İrşad ve Tebliğ Metodu

Cenâb-ı Hak: “Siz, insanlar için çıkarılmış en hayırlı ümmetsiniz. İyiliği emreder, kötülükten men eder ve Allâh’a îmân edersiniz…” (Âl-i İmrân, 110) buyurmaktadır. Müslümanın hayatında bu kadar önemli olan irşad ve tebliğ metodu nasıl olmalıdır?

Tebliğ, müslümanın hayatında son derece mühim bir vazifedir. Lâkin bu vazifeyi; liyâkatsiz, dikkatsiz, sun’î ve gayr-i ciddî olarak îfâya kalkışmak, “kaş yapayım derken göz çıkarmak” kabîlinden, telâfisi mümkün olmayan kayıplara sebebiyet verebilir. Bu ise ağır bir uhrevî vebaldir.

Diğer taraftan bu îkazlar, mü’mini tebliğ vazifesinden uzak kalmaya da sevk etmemelidir. Zira; “Bir şeyin tamamı elde edilemiyorsa, elde edilebilen kısmından da vazgeçmek gerekmez.” düstûrunca, herkesin gücü nisbetinde yapabileceği bir hizmet mutlakâ mevcuttur. Yani “Benim hâlim, amelim, ilmim, irfânım kifâyetsiz…” diyerek bir kenara çekilmek, mü’mini tebliğ mes’ûliyetinden kurtaramaz. Tıpkı; “Hacı olduktan sonra bir daha günaha bulaşılmaz.” diyerek hac farîzasını, gelip gelmeyeceği meçhul ihtiyarlık yıllarına ertelemekteki garâbet gibi. Hâlbuki günahlardan uzak durmak -hacı olsun ya da olmasın- her mü’minin gücü nisbetinde dâimâ dikkat etmesi gereken bir kulluk mes’ûliyetidir. Bunun gibi, tebliğ hizmetine lâyık bir İslâm şahsiyetine sahip olmaya gayret etmek de, her mü’minin aslî vazifesidir.

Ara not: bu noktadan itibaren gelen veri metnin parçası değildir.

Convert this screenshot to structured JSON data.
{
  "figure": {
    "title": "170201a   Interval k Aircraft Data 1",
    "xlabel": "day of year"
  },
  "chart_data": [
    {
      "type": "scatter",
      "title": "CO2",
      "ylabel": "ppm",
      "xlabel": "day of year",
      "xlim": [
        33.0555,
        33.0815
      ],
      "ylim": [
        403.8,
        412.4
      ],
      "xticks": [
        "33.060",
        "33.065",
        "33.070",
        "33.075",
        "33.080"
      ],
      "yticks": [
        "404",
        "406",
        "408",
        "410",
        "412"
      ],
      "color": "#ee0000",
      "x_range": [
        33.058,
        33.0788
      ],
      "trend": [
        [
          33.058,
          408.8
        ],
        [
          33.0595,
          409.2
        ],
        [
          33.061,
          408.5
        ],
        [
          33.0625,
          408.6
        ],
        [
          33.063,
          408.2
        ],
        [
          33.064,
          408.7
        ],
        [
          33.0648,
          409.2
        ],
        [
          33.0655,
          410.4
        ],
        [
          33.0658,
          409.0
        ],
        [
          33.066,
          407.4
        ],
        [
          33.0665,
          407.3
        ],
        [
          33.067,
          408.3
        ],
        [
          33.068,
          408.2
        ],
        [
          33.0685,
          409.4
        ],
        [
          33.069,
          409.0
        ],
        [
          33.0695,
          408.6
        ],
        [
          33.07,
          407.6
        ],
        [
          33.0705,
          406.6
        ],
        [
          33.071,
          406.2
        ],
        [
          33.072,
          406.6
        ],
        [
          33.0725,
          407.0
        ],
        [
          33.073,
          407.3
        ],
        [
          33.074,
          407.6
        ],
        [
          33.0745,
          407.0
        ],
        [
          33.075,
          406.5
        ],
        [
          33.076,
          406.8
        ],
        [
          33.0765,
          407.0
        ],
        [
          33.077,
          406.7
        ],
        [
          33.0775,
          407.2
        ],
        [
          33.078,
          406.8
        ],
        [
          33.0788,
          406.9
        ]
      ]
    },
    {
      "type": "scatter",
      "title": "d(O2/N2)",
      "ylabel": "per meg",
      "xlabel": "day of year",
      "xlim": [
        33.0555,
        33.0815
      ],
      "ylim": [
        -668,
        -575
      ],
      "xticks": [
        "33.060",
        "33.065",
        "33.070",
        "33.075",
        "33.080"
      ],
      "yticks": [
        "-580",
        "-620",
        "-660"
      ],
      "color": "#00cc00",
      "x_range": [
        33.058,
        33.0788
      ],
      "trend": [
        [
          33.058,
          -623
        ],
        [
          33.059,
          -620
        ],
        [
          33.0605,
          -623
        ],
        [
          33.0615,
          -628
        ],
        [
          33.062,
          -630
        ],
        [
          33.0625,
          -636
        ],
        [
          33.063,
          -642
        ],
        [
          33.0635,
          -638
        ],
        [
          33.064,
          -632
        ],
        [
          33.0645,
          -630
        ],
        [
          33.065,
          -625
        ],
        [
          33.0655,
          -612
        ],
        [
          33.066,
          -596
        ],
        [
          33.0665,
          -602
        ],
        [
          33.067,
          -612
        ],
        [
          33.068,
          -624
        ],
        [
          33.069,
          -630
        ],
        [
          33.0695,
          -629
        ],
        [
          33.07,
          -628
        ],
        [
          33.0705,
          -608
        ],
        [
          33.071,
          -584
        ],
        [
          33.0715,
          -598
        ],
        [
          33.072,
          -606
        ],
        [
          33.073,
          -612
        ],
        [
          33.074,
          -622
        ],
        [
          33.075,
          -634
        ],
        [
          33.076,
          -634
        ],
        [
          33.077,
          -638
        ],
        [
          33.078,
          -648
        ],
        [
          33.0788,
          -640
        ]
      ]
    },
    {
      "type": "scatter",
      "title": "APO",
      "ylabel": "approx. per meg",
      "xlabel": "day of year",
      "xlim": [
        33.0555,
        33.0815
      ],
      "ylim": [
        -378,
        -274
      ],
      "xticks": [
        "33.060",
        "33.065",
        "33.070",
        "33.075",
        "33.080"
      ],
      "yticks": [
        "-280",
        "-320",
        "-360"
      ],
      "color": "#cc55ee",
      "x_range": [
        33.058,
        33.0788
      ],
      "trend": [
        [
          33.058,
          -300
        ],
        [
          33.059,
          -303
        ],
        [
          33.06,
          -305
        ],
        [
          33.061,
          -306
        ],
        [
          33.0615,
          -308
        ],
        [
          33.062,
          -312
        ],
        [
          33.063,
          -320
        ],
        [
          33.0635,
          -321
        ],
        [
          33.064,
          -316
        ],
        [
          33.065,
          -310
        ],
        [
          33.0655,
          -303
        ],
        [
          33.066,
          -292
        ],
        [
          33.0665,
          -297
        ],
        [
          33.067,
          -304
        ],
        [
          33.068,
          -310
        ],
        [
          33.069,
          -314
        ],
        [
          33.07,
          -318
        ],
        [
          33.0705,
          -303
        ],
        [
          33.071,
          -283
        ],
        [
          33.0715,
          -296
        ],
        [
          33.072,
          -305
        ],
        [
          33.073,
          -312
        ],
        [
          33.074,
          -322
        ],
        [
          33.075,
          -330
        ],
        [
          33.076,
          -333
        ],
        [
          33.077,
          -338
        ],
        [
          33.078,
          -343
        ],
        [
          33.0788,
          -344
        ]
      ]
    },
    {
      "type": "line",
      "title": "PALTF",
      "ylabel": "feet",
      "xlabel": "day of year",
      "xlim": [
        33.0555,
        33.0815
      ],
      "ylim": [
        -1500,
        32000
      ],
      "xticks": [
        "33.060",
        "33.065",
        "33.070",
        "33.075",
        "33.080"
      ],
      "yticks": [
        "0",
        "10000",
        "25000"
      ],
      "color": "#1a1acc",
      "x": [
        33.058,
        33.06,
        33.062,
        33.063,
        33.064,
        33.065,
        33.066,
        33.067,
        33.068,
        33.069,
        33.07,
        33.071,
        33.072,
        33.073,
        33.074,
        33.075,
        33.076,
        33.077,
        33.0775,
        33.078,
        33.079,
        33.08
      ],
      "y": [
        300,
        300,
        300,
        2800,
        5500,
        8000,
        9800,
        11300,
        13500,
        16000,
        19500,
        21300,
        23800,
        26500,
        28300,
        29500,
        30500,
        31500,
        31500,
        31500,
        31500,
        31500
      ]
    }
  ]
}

Burada tebârüz ettirmek istediğimiz husus; hakkı ve hayrı tavsiye edip şerden ve bâtıldan sakındırma gayretinde bulunması gereken her mü’minin, evvelâ kendi hâlini ve istikâmetini ıslâh etmesinin lüzumudur. Davranışlarında takvâ hassâsiyeti taşımasının ve gönül âlemini ihyâ etmesinin zarûrî olduğudur.

Nitekim Hazret-i Ömer -radıyallâhu anh- da:

“Başkalarının ayıbıyla meşgul olmayı terk edene, nefsinin ayıplarını ıslah etme hâli bahşedilir.” buyurmuştur.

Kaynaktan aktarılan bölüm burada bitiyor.